J. Nakayama Rizu

5.3K 873 12
                                    

Semuanya terasa seperti mimpi. Bagaimana aku menapakan kakiku di jalanan bersama seseorang yang berarti bagiku. Kemudian menikmati secangkir cokelat hangat dengan rembulan yang menjaga. Diakhiri dengan menonton film kartun yang disukai Ethan.

Aku membuka mataku. Tunggu. Apa yang tadi hanya mimpi?

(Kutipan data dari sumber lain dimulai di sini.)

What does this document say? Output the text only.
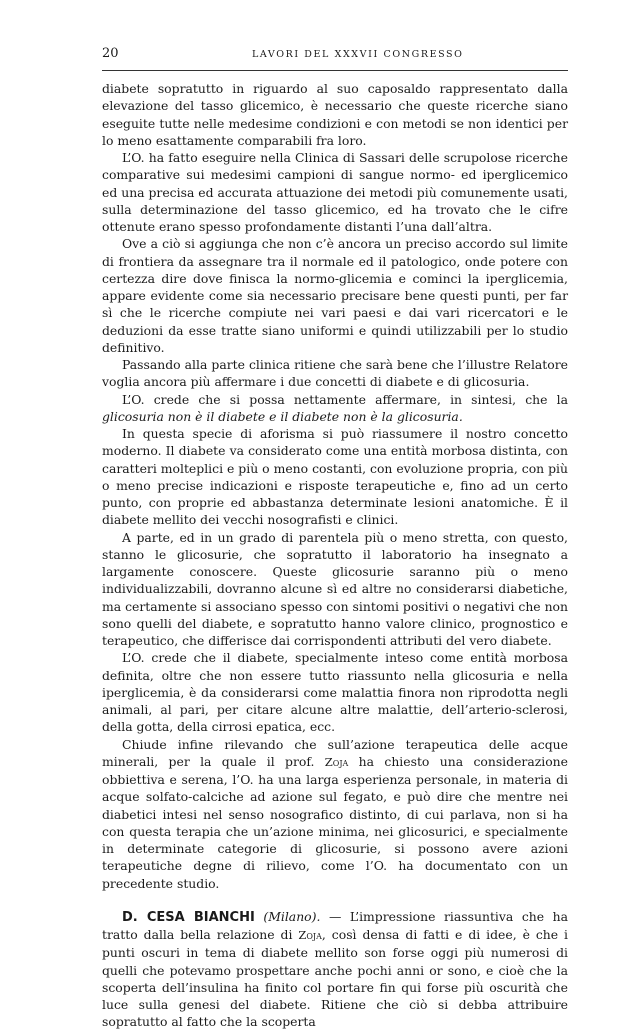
20	LAVORI DEL XXXVII CONGRESSO

diabete sopratutto in riguardo al suo caposaldo rappresentato dalla elevazione del tasso glicemico, è necessario che queste ricerche siano eseguite tutte nelle medesime condizioni e con metodi se non identici per lo meno esattamente comparabili fra loro.

L’O. ha fatto eseguire nella Clinica di Sassari delle scrupolose ricerche comparative sui medesimi campioni di sangue normo- ed iperglicemico ed una precisa ed accurata attuazione dei metodi più comunemente usati, sulla determinazione del tasso glicemico, ed ha trovato che le cifre ottenute erano spesso profondamente distanti l’una dall’altra.

Ove a ciò si aggiunga che non c’è ancora un preciso accordo sul limite di frontiera da assegnare tra il normale ed il patologico, onde potere con certezza dire dove finisca la normo-glicemia e cominci la iperglicemia, appare evidente come sia necessario precisare bene questi punti, per far sì che le ricerche compiute nei vari paesi e dai vari ricercatori e le deduzioni da esse tratte siano uniformi e quindi utilizzabili per lo studio definitivo.

Passando alla parte clinica ritiene che sarà bene che l’illustre Relatore voglia ancora più affermare i due concetti di diabete e di glicosuria.

L’O. crede che si possa nettamente affermare, in sintesi, che la glicosuria non è il diabete e il diabete non è la glicosuria.

In questa specie di aforisma si può riassumere il nostro concetto moderno. Il diabete va considerato come una entità morbosa distinta, con caratteri molteplici e più o meno costanti, con evoluzione propria, con più o meno precise indicazioni e risposte terapeutiche e, fino ad un certo punto, con proprie ed abbastanza determinate lesioni anatomiche. È il diabete mellito dei vecchi nosografisti e clinici.

A parte, ed in un grado di parentela più o meno stretta, con questo, stanno le glicosurie, che sopratutto il laboratorio ha insegnato a largamente conoscere. Queste glicosurie saranno più o meno individualizzabili, dovranno alcune sì ed altre no considerarsi diabetiche, ma certamente si associano spesso con sintomi positivi o negativi che non sono quelli del diabete, e sopratutto hanno valore clinico, prognostico e terapeutico, che differisce dai corrispondenti attributi del vero diabete.

L’O. crede che il diabete, specialmente inteso come entità morbosa definita, oltre che non essere tutto riassunto nella glicosuria e nella iperglicemia, è da considerarsi come malattia finora non riprodotta negli animali, al pari, per citare alcune altre malattie, dell’arterio-sclerosi, della gotta, della cirrosi epatica, ecc.

Chiude infine rilevando che sull’azione terapeutica delle acque minerali, per la quale il prof. Zoja ha chiesto una considerazione obbiettiva e serena, l’O. ha una larga esperienza personale, in materia di acque solfato-calciche ad azione sul fegato, e può dire che mentre nei diabetici intesi nel senso nosografico distinto, di cui parlava, non si ha con questa terapia che un’azione minima, nei glicosurici, e specialmente in determinate categorie di glicosurie, si possono avere azioni terapeutiche degne di rilievo, come l’O. ha documentato con un precedente studio.

D. CESA BIANCHI (Milano). — L’impressione riassuntiva che ha tratto dalla bella relazione di Zoja, così densa di fatti e di idee, è che i punti oscuri in tema di diabete mellito son forse oggi più numerosi di quelli che potevamo prospettare anche pochi anni or sono, e cioè che la scoperta dell’insulina ha finito col portare fin qui forse più oscurità che luce sulla genesi del diabete. Ritiene che ciò si debba attribuire sopratutto al fatto che la scoperta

Aku melirik jam dinding di kamar yang menunjukan pukul 3 pagi. Ponselku bergetar, menandakan sebuah pesan baru saja masuk.

Udah tidur?
Aku gak bisa tidur
Keinget kamu

Haechan?

Haechan menelepon...

"aahHH!" Dengan cepat aku meredam suara teriakanku dengan bantal. Oh Tuhan. Kenapa dia harus menelepon, sih?

"Ha-halo?"

"Kok belom tidur?"

"Em.. Kamu sendiri belum."

"Kan tadi aku udah bilang. Aku gak bisa tidur. Kamu kenapa?"

"Aku kebangun."

Tidak ada balasan dari seberang sana. Sepertinya Haechan sedang mengangguk mengerti namun visualnya tidak bisa kutangkap.

"Haechan."

"Iya, Hana?"

AjhdjNhsjdbjsjNhdkalaldndhJshkah. Tuhan, apa yang Engkau pikirkan ketika sedang membuatnya? Kenapa suaranya bisa melebihi kelembutan kapas?

"Semalem kita jalan ya?"

Suara tawa Haechan terdengar diujung sana. Membuat aku yang mendengarnya tersenyum karena membayangkan wajahnya.

"Kamu mimpi juga ya?"

"Hah?"

"Aku juga mimpi jalan sama kamu."

"Yang bener, Haechan."

"Bener. Rasanya nyata banget."

"Kita keliling kota, terus mampir ke kafe."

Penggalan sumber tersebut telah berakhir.